In each of the first three seasons of “The Sopranos”, Tony got stuck in a rut until a crisis was forced upon him by the death of someone in another mob family, the Apriles. Now it’s Season Four and sure enough, Tony is once again having Aprile trouble, albeit with an in-law. This time, it’s Joe Pantalino’s Ralph Cifaretto that has to lose his head.
But the writers of the show have a problem. They want us to be shocked and upset by Ralph’s violent death at the end of the episode, but Pantaliano is so good at playing bad that by this point in the season the audience can’t wait to see the guy get whacked! The writers realize that, before they kill him off, they have to find a way to re-humanize this weasel, just enough so that we’ll feel bad for him when he gets it.
This is one of the hardest things for a writer to do. Little universal moments of humanity that make an audience instantly bond with a character, any character, are the ambergris of the writer’s word: hard to find and so valuable that you horde them zealously.
The writers were sweating bullets…they couldn’t think of anything. They thought about one of the old standbys: give Ralph a family medical emergency. But the old “sick wife” routine would seem way too cliché and telegraph a mile away that Ralph was only engaging in some last-minute sympathy-building because he was about to die. Unless there was a non-cliché emergency that wouldn’t trigger the audience’s bullshit detector…
Then the new guy in the writer’s room made a huge mistake. He lamented, “We have to keep trying, because I know exactly the kind of thing we need…there’s an incident from my life that I’m saving for my novel…When we were kids we had an archery set and we got the dumb idea to have one kid shoot arrows straight up while the other kid ran around with the target trying to catch them! Of course a kid got an arrow in him, and we had the hardest time explaining what we were doing. We need something like that…bizarrely specific and yet somehow universal, because it feels so odd and so tragic at the same time.”
Then the poor writer looked up… and everybody was staring at him mercilessly. What had he done?? The showrunners calmly asked him, “We pay you half a million dollars a year and you’re holding out on us? You’re giving us your second-best material? You’re saving the good stuff for your novel??” He should have kept his mouth shut.
Sure enough, Ralph’s son got an arrow in chest. Ralph re-humanized himself by keeping vigil…until he said something wrong and Tony cut his head off at the end of the episode.
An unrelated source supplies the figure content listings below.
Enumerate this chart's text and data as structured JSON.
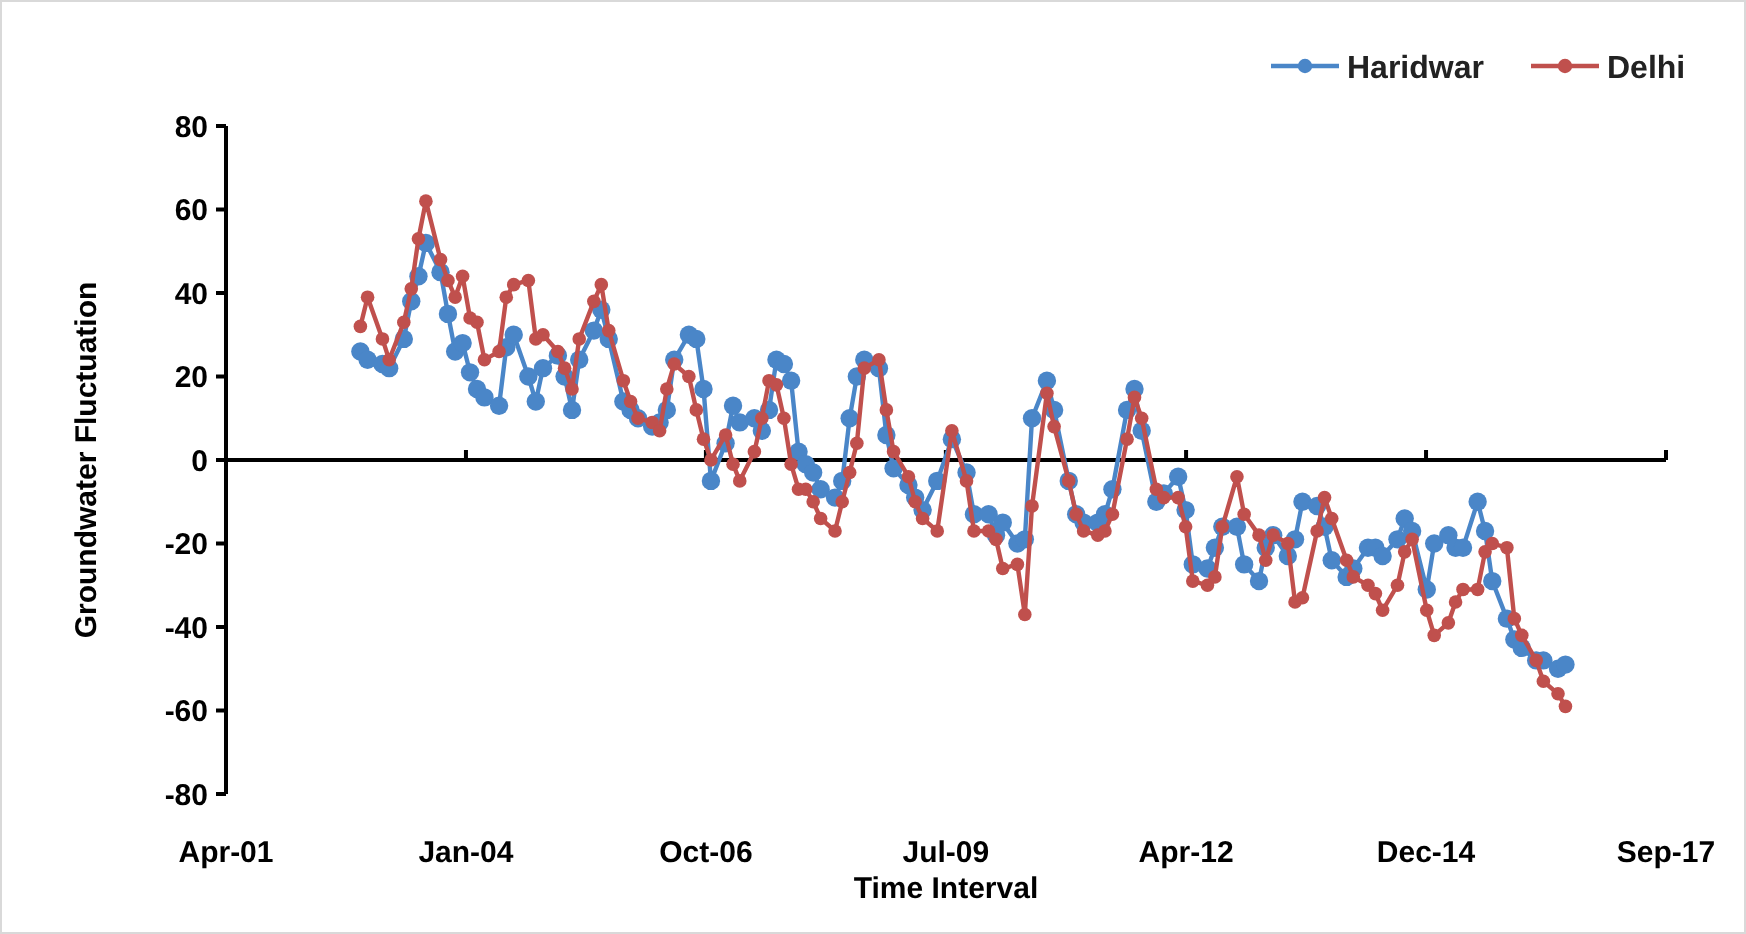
{
  "chart_data": {
    "type": "line",
    "xlabel": "Time Interval",
    "ylabel": "Groundwater Fluctuation",
    "x": [
      "2002-11",
      "2002-12",
      "2003-02",
      "2003-03",
      "2003-05",
      "2003-06",
      "2003-07",
      "2003-08",
      "2003-10",
      "2003-11",
      "2003-12",
      "2004-01",
      "2004-02",
      "2004-03",
      "2004-04",
      "2004-06",
      "2004-07",
      "2004-08",
      "2004-10",
      "2004-11",
      "2004-12",
      "2005-02",
      "2005-03",
      "2005-04",
      "2005-05",
      "2005-07",
      "2005-08",
      "2005-09",
      "2005-11",
      "2005-12",
      "2006-01",
      "2006-03",
      "2006-04",
      "2006-05",
      "2006-06",
      "2006-08",
      "2006-09",
      "2006-10",
      "2006-11",
      "2007-01",
      "2007-02",
      "2007-03",
      "2007-05",
      "2007-06",
      "2007-07",
      "2007-08",
      "2007-09",
      "2007-10",
      "2007-11",
      "2007-12",
      "2008-01",
      "2008-02",
      "2008-04",
      "2008-05",
      "2008-06",
      "2008-07",
      "2008-08",
      "2008-10",
      "2008-11",
      "2008-12",
      "2009-02",
      "2009-03",
      "2009-04",
      "2009-06",
      "2009-08",
      "2009-10",
      "2009-11",
      "2010-01",
      "2010-02",
      "2010-03",
      "2010-05",
      "2010-06",
      "2010-07",
      "2010-09",
      "2010-10",
      "2010-12",
      "2011-01",
      "2011-02",
      "2011-04",
      "2011-05",
      "2011-06",
      "2011-08",
      "2011-09",
      "2011-10",
      "2011-12",
      "2012-01",
      "2012-03",
      "2012-04",
      "2012-05",
      "2012-07",
      "2012-08",
      "2012-09",
      "2012-11",
      "2012-12",
      "2013-02",
      "2013-03",
      "2013-04",
      "2013-06",
      "2013-07",
      "2013-08",
      "2013-10",
      "2013-11",
      "2013-12",
      "2014-02",
      "2014-03",
      "2014-05",
      "2014-06",
      "2014-07",
      "2014-09",
      "2014-10",
      "2014-11",
      "2015-01",
      "2015-02",
      "2015-04",
      "2015-05",
      "2015-06",
      "2015-08",
      "2015-09",
      "2015-10",
      "2015-12",
      "2016-01",
      "2016-02",
      "2016-04",
      "2016-05",
      "2016-07",
      "2016-08"
    ],
    "series": [
      {
        "name": "Haridwar",
        "color": "#4a86c8",
        "values": [
          26,
          24,
          23,
          22,
          29,
          38,
          44,
          52,
          45,
          35,
          26,
          28,
          21,
          17,
          15,
          13,
          27,
          30,
          20,
          14,
          22,
          25,
          20,
          12,
          24,
          31,
          36,
          29,
          14,
          12,
          10,
          8,
          9,
          12,
          24,
          30,
          29,
          17,
          -5,
          4,
          13,
          9,
          10,
          7,
          12,
          24,
          23,
          19,
          2,
          -1,
          -3,
          -7,
          -9,
          -5,
          10,
          20,
          24,
          22,
          6,
          -2,
          -6,
          -9,
          -12,
          -5,
          5,
          -3,
          -13,
          -13,
          -18,
          -15,
          -20,
          -19,
          10,
          19,
          12,
          -5,
          -13,
          -15,
          -15,
          -13,
          -7,
          12,
          17,
          7,
          -10,
          -8,
          -4,
          -12,
          -25,
          -26,
          -21,
          -16,
          -16,
          -25,
          -29,
          -21,
          -18,
          -23,
          -19,
          -10,
          -11,
          -16,
          -24,
          -28,
          -26,
          -21,
          -21,
          -23,
          -19,
          -14,
          -17,
          -31,
          -20,
          -18,
          -21,
          -21,
          -10,
          -17,
          -29,
          -38,
          -43,
          -45,
          -48,
          -48,
          -50,
          -49
        ]
      },
      {
        "name": "Delhi",
        "color": "#c0504d",
        "values": [
          32,
          39,
          29,
          24,
          33,
          41,
          53,
          62,
          48,
          43,
          39,
          44,
          34,
          33,
          24,
          26,
          39,
          42,
          43,
          29,
          30,
          26,
          22,
          17,
          29,
          38,
          42,
          31,
          19,
          14,
          10,
          9,
          7,
          17,
          23,
          20,
          12,
          5,
          0,
          6,
          -1,
          -5,
          2,
          10,
          19,
          18,
          10,
          -1,
          -7,
          -7,
          -10,
          -14,
          -17,
          -10,
          -3,
          4,
          22,
          24,
          12,
          2,
          -4,
          -10,
          -14,
          -17,
          7,
          -5,
          -17,
          -17,
          -19,
          -26,
          -25,
          -37,
          -11,
          16,
          8,
          -5,
          -13,
          -17,
          -18,
          -17,
          -13,
          5,
          15,
          10,
          -7,
          -9,
          -9,
          -16,
          -29,
          -30,
          -28,
          -16,
          -4,
          -13,
          -18,
          -24,
          -18,
          -20,
          -34,
          -33,
          -17,
          -9,
          -14,
          -24,
          -28,
          -30,
          -32,
          -36,
          -30,
          -22,
          -19,
          -36,
          -42,
          -39,
          -34,
          -31,
          -31,
          -22,
          -20,
          -21,
          -38,
          -42,
          -48,
          -53,
          -56,
          -59
        ]
      }
    ],
    "xlim": [
      "2001-04-20",
      "2017-09-24"
    ],
    "xticks": [
      {
        "value": "2001-04-20",
        "label": "Apr-01"
      },
      {
        "value": "2004-01-15",
        "label": "Jan-04"
      },
      {
        "value": "2006-10-11",
        "label": "Oct-06"
      },
      {
        "value": "2009-07-07",
        "label": "Jul-09"
      },
      {
        "value": "2012-04-03",
        "label": "Apr-12"
      },
      {
        "value": "2014-12-29",
        "label": "Dec-14"
      },
      {
        "value": "2017-09-24",
        "label": "Sep-17"
      }
    ],
    "ylim": [
      -80,
      80
    ],
    "yticks": [
      -80,
      -60,
      -40,
      -20,
      0,
      20,
      40,
      60,
      80
    ],
    "marker": "circle",
    "legend": "top right"
  }
}
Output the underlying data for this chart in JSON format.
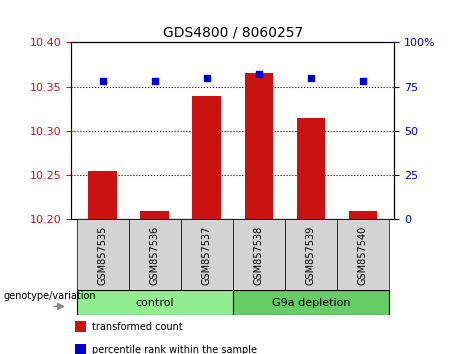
{
  "title": "GDS4800 / 8060257",
  "samples": [
    "GSM857535",
    "GSM857536",
    "GSM857537",
    "GSM857538",
    "GSM857539",
    "GSM857540"
  ],
  "bar_values": [
    10.255,
    10.21,
    10.34,
    10.365,
    10.315,
    10.21
  ],
  "bar_bottom": 10.2,
  "dot_values": [
    78,
    78,
    80,
    82,
    80,
    78
  ],
  "bar_color": "#cc1111",
  "dot_color": "#0000cc",
  "ylim_left": [
    10.2,
    10.4
  ],
  "ylim_right": [
    0,
    100
  ],
  "yticks_left": [
    10.2,
    10.25,
    10.3,
    10.35,
    10.4
  ],
  "yticks_right": [
    0,
    25,
    50,
    75,
    100
  ],
  "ytick_labels_right": [
    "0",
    "25",
    "50",
    "75",
    "100%"
  ],
  "grid_values": [
    10.25,
    10.3,
    10.35
  ],
  "groups": [
    {
      "label": "control",
      "samples": [
        0,
        1,
        2
      ],
      "color": "#90ee90"
    },
    {
      "label": "G9a depletion",
      "samples": [
        3,
        4,
        5
      ],
      "color": "#66cc66"
    }
  ],
  "group_label_prefix": "genotype/variation",
  "legend_items": [
    {
      "color": "#cc1111",
      "label": "transformed count"
    },
    {
      "color": "#0000cc",
      "label": "percentile rank within the sample"
    }
  ],
  "tick_label_color_left": "#cc1111",
  "tick_label_color_right": "#0000cc",
  "xticklabel_bg": "#d3d3d3",
  "bar_width": 0.55
}
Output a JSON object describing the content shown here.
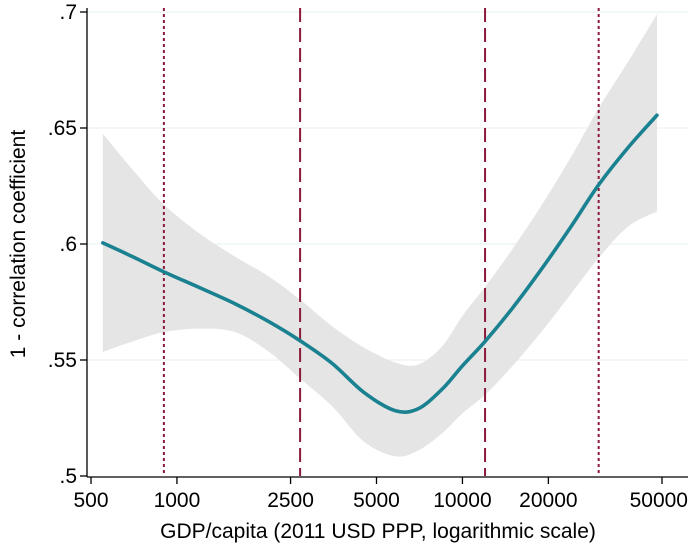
{
  "chart_data": {
    "type": "line",
    "title": "",
    "xlabel": "GDP/capita (2011 USD PPP, logarithmic scale)",
    "ylabel": "1 - correlation coefficient",
    "x_scale": "log",
    "xlim": [
      500,
      50000
    ],
    "ylim": [
      0.5,
      0.7
    ],
    "grid": "horizontal",
    "legend": "none",
    "x_ticks": [
      {
        "value": 500,
        "label": "500"
      },
      {
        "value": 1000,
        "label": "1000"
      },
      {
        "value": 2500,
        "label": "2500"
      },
      {
        "value": 5000,
        "label": "5000"
      },
      {
        "value": 10000,
        "label": "10000"
      },
      {
        "value": 20000,
        "label": "20000"
      },
      {
        "value": 50000,
        "label": "50000"
      }
    ],
    "y_ticks": [
      {
        "value": 0.5,
        "label": ".5"
      },
      {
        "value": 0.55,
        "label": ".55"
      },
      {
        "value": 0.6,
        "label": ".6"
      },
      {
        "value": 0.65,
        "label": ".65"
      },
      {
        "value": 0.7,
        "label": ".7"
      }
    ],
    "series": [
      {
        "style": "fitted-line-with-confidence-band",
        "color": "#1a8190",
        "band_color": "#e5e5e5",
        "x": [
          550,
          700,
          900,
          1200,
          1600,
          2100,
          2700,
          3500,
          4500,
          5800,
          7000,
          8500,
          10000,
          12000,
          15000,
          19000,
          24000,
          30000,
          38000,
          48000
        ],
        "y": [
          0.6005,
          0.5945,
          0.588,
          0.5812,
          0.5742,
          0.5665,
          0.5583,
          0.5485,
          0.5362,
          0.5282,
          0.529,
          0.5375,
          0.5475,
          0.558,
          0.5725,
          0.5895,
          0.6075,
          0.6255,
          0.6415,
          0.6555
        ],
        "lower": [
          0.5535,
          0.558,
          0.562,
          0.5635,
          0.562,
          0.5535,
          0.542,
          0.53,
          0.515,
          0.5085,
          0.511,
          0.5185,
          0.527,
          0.535,
          0.5475,
          0.5625,
          0.5785,
          0.594,
          0.6075,
          0.614
        ],
        "upper": [
          0.6475,
          0.632,
          0.617,
          0.6045,
          0.5945,
          0.586,
          0.576,
          0.5645,
          0.5555,
          0.549,
          0.548,
          0.556,
          0.569,
          0.5815,
          0.598,
          0.617,
          0.6375,
          0.6585,
          0.6785,
          0.699
        ]
      }
    ],
    "reference_lines": [
      {
        "x": 900,
        "style": "dotted",
        "color": "#8b1a3a"
      },
      {
        "x": 2700,
        "style": "dashed",
        "color": "#8b1a3a"
      },
      {
        "x": 12000,
        "style": "dashed",
        "color": "#8b1a3a"
      },
      {
        "x": 30000,
        "style": "dotted",
        "color": "#8b1a3a"
      }
    ]
  }
}
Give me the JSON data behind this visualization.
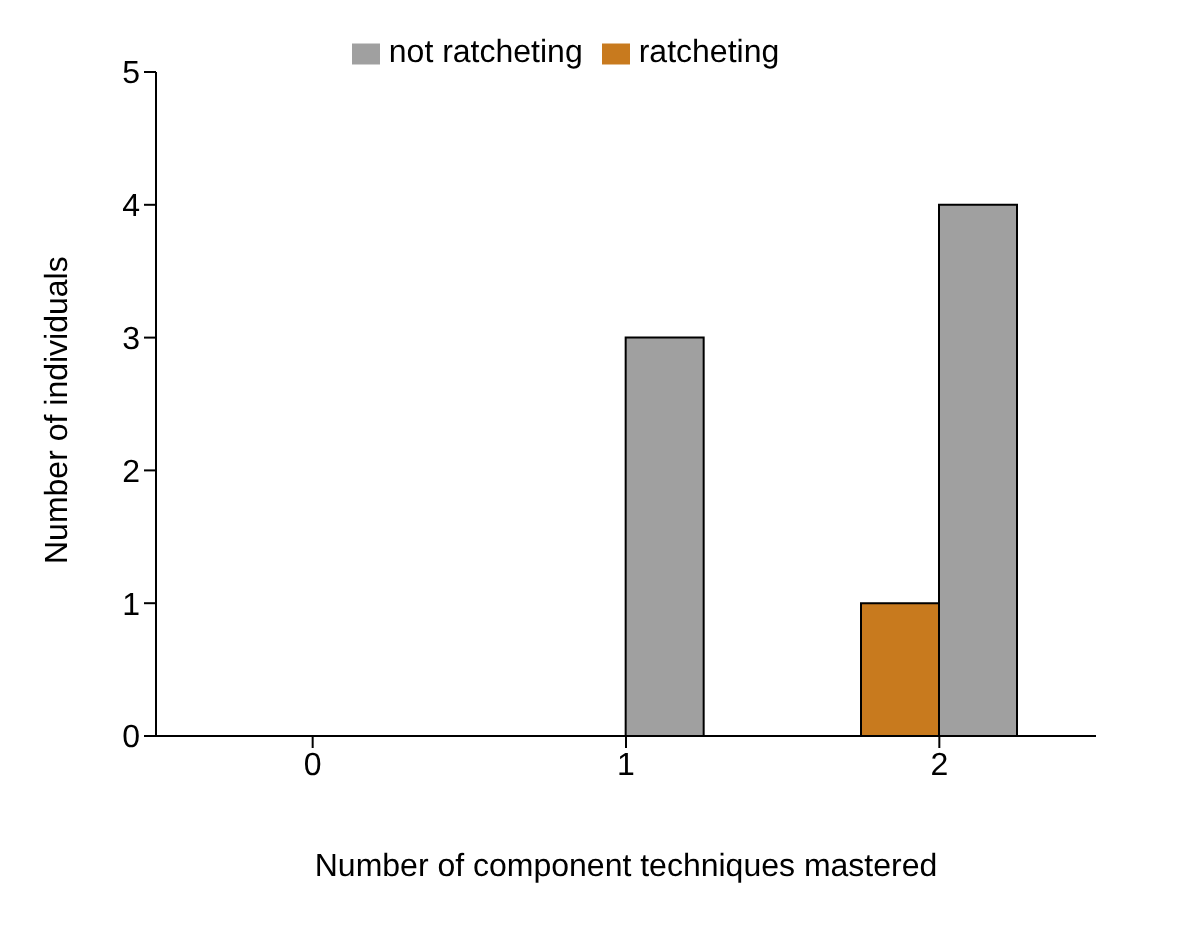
{
  "chart_data": {
    "type": "bar",
    "xlabel": "Number of component techniques mastered",
    "ylabel": "Number of individuals",
    "categories": [
      "0",
      "1",
      "2"
    ],
    "series": [
      {
        "name": "ratcheting",
        "color": "#c87a1e",
        "values": [
          0,
          0,
          1
        ]
      },
      {
        "name": "not ratcheting",
        "color": "#a0a0a0",
        "values": [
          0,
          3,
          4
        ]
      }
    ],
    "ylim": [
      0,
      5
    ],
    "yticks": [
      0,
      1,
      2,
      3,
      4,
      5
    ],
    "grid": false,
    "legend": "top"
  }
}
It was all very tragic.
You have to love your characters, and best way to show that is to give them the gift of life, your life: Plucking a unique-but-universal incident from your own life, which is oddly tragic, or oddly funny, or, even better, both at the same time, such as the one above, is the greatest gift you can give.
2 comments:
So wait, who was that SOPRANOS writer? Matthew Weiner? Terence Winter?
I heard the story from Mitchell Burgess and Robin Green and they didn't say who. I'm pretty sure that Weiner started in the fifth season. Probably some minor writer.